In the past, we’ve relied upon high-level KPIs, like page views, streams, or active user metrics. While these metrics are still relevant in certain contexts, they don’t tell us anything about how often users rely on specific app features, or anything about the devices and context in which people use our product. Without this granular information, roadmap prioritization and new feature development was extremely difficult. Music industry insiders and Vevo’s own Product, Design, and Engineering teams are all passionate about music, but the application experience needs to be built around the users’ interests and preferences, not our own.
People from different countries and cultures may interact with the same application in different ways, and our new data platform will allow us to tailor our features and responses to fit their needs. Our new Redshift cluster allows us to import historical data and analyze trends far more effectively than before, which will help ensure that our future products adapt more quickly to emerging talent, usage patterns, or music video preferences. We’re using this information to move to a new method of software and product development — one that allows us to improve the product immediately in response to users rather than using the waterfall model.
Vevo’s new user-centric, data-driven approach is already paying dividends. It’s led to a more efficient and less reactive philosophy that allows us to harness and direct resources where they’ll be most efficient. Gathering more data and combining it in an in-house data warehouse clarifies relationships, reducing the need to lean on uncertain hypotheses to explain new trends or usage patterns. This, in turn, has allowed the Product team to deliver specific goals with clear definitions and requirements.
Because data, metrics, and insights are an organization- wide requirement, democratizing data has allowed Vevo to increase transparency and collaboration, unify traditionally siloed departments and geographically diverse offices, and provide context on how disparate functions contribute to common, high level goals. We’ve also implemented our own Data Quality monitoring program, which allows us to address and solve any issues quickly and efficiently. This helps ensure our data is trustworthy and can be relied upon.
The Vevo data team has championed a concept called Data Wednesdays to help other teams adapt to the new world of democratized data. Every Wednesday, the data, product, and research teams meet together and walk through the process of using our new warehouse to find answers to certain product questions via the data. The product team is becoming so proficient that they’re writing now their own SQL queries against the warehouse, and even creating their own reports and visualizations.

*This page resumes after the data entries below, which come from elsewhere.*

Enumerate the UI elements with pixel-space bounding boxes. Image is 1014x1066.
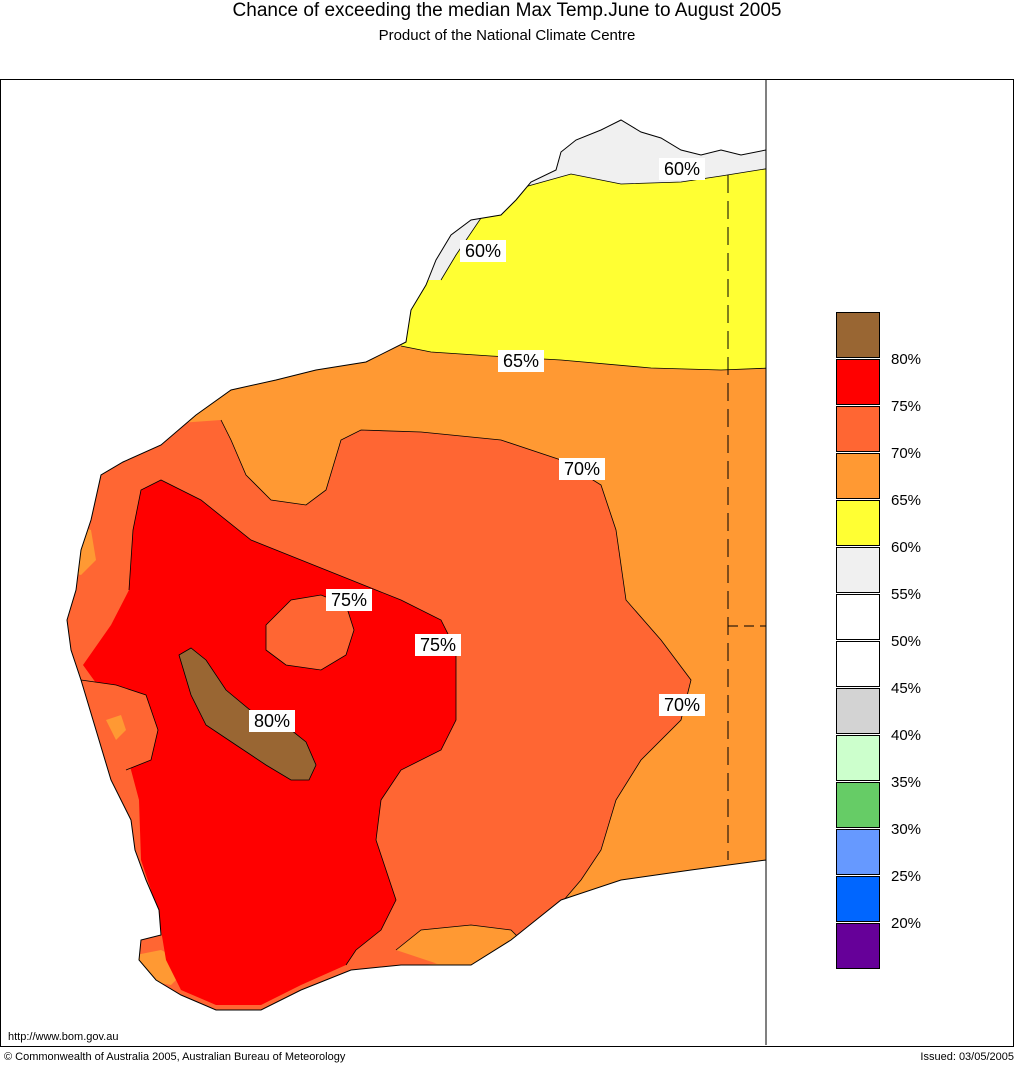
legend-swatch xyxy=(836,406,880,452)
legend-label: 75% xyxy=(891,398,922,415)
contour-label-group: 60% 60% 65% 70% 70% 75% 75% 80% xyxy=(249,158,705,732)
legend-swatch xyxy=(836,594,880,640)
copyright-notice: © Commonwealth of Australia 2005, Austra… xyxy=(4,1051,346,1063)
issued-date: Issued: 03/05/2005 xyxy=(920,1051,1014,1063)
band-70-75-island xyxy=(266,595,354,670)
contour-label-60-north: 60% xyxy=(659,158,705,180)
legend-swatch xyxy=(836,312,880,358)
legend-label: 25% xyxy=(891,868,922,885)
legend-swatch xyxy=(836,782,880,828)
legend-label: 60% xyxy=(891,539,922,556)
legend-swatch xyxy=(836,735,880,781)
legend-swatch xyxy=(836,876,880,922)
contour-label-text: 65% xyxy=(503,351,539,371)
contour-label-60-west: 60% xyxy=(460,240,506,262)
contour-label-70-north: 70% xyxy=(559,458,605,480)
contour-label-80: 80% xyxy=(249,710,295,732)
legend-swatch xyxy=(836,500,880,546)
band-60-65-north xyxy=(401,168,766,370)
legend-label: 55% xyxy=(891,586,922,603)
contour-label-text: 75% xyxy=(331,590,367,610)
contour-label-text: 60% xyxy=(664,159,700,179)
legend-swatch xyxy=(836,829,880,875)
map-title: Chance of exceeding the median Max Temp.… xyxy=(232,0,782,21)
legend-swatch xyxy=(836,688,880,734)
legend-swatch xyxy=(836,453,880,499)
legend-label: 20% xyxy=(891,915,922,932)
contour-label-text: 75% xyxy=(420,635,456,655)
contour-label-75-island: 75% xyxy=(326,589,372,611)
legend-label: 70% xyxy=(891,445,922,462)
legend-swatch xyxy=(836,923,880,969)
contour-label-text: 70% xyxy=(664,695,700,715)
legend-label: 35% xyxy=(891,774,922,791)
legend-label: 30% xyxy=(891,821,922,838)
contour-label-65: 65% xyxy=(498,350,544,372)
legend-label: 45% xyxy=(891,680,922,697)
contour-label-text: 80% xyxy=(254,711,290,731)
contour-label-text: 70% xyxy=(564,459,600,479)
wa-temperature-map: 60% 60% 65% 70% 70% 75% 75% 80% xyxy=(66,80,767,1045)
band-65-70-west-spot xyxy=(106,715,126,740)
legend-swatch xyxy=(836,547,880,593)
legend-label: 65% xyxy=(891,492,922,509)
legend-label: 80% xyxy=(891,351,922,368)
legend-swatch xyxy=(836,359,880,405)
band-80-plus xyxy=(179,648,316,780)
contour-label-75-east: 75% xyxy=(415,634,461,656)
contour-label-text: 60% xyxy=(465,241,501,261)
legend-label: 50% xyxy=(891,633,922,650)
legend-label: 40% xyxy=(891,727,922,744)
legend-swatch xyxy=(836,641,880,687)
bom-url-link[interactable]: http://www.bom.gov.au xyxy=(8,1031,119,1043)
map-subtitle: Product of the National Climate Centre xyxy=(378,27,636,44)
contour-label-70-east: 70% xyxy=(659,694,705,716)
contour-bands xyxy=(67,92,766,1010)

While this post has focused mostly on our new data platform, there are tangible benefits for end-users as well. If a bug slips through the QA process, we can identify when and why it happens, and engineer a solution more quickly. Making it easier for our internal teams to access data lets us understand when a new feature has caught on, or whether an app update has succeeded in making a capability easier to discover, use, and enjoy. Conversely, if a new design has the unintended consequence of making a feature more difficult to use, we’ll see that happening, too.
We’ll be discussing how this data platform has been integrated into Vevo’s native apps and the benefits it provides to end-users in a future post. While Video Views and Streams remain important metrics, we’ve replaced our reliance on these vanity metrics with deep insights that allow us to improve features and iterate more quickly. And Amazon Redshift will continue to serve as the catalyst for unlocking the underlying relationship between music and video to deliver an amazing user experience.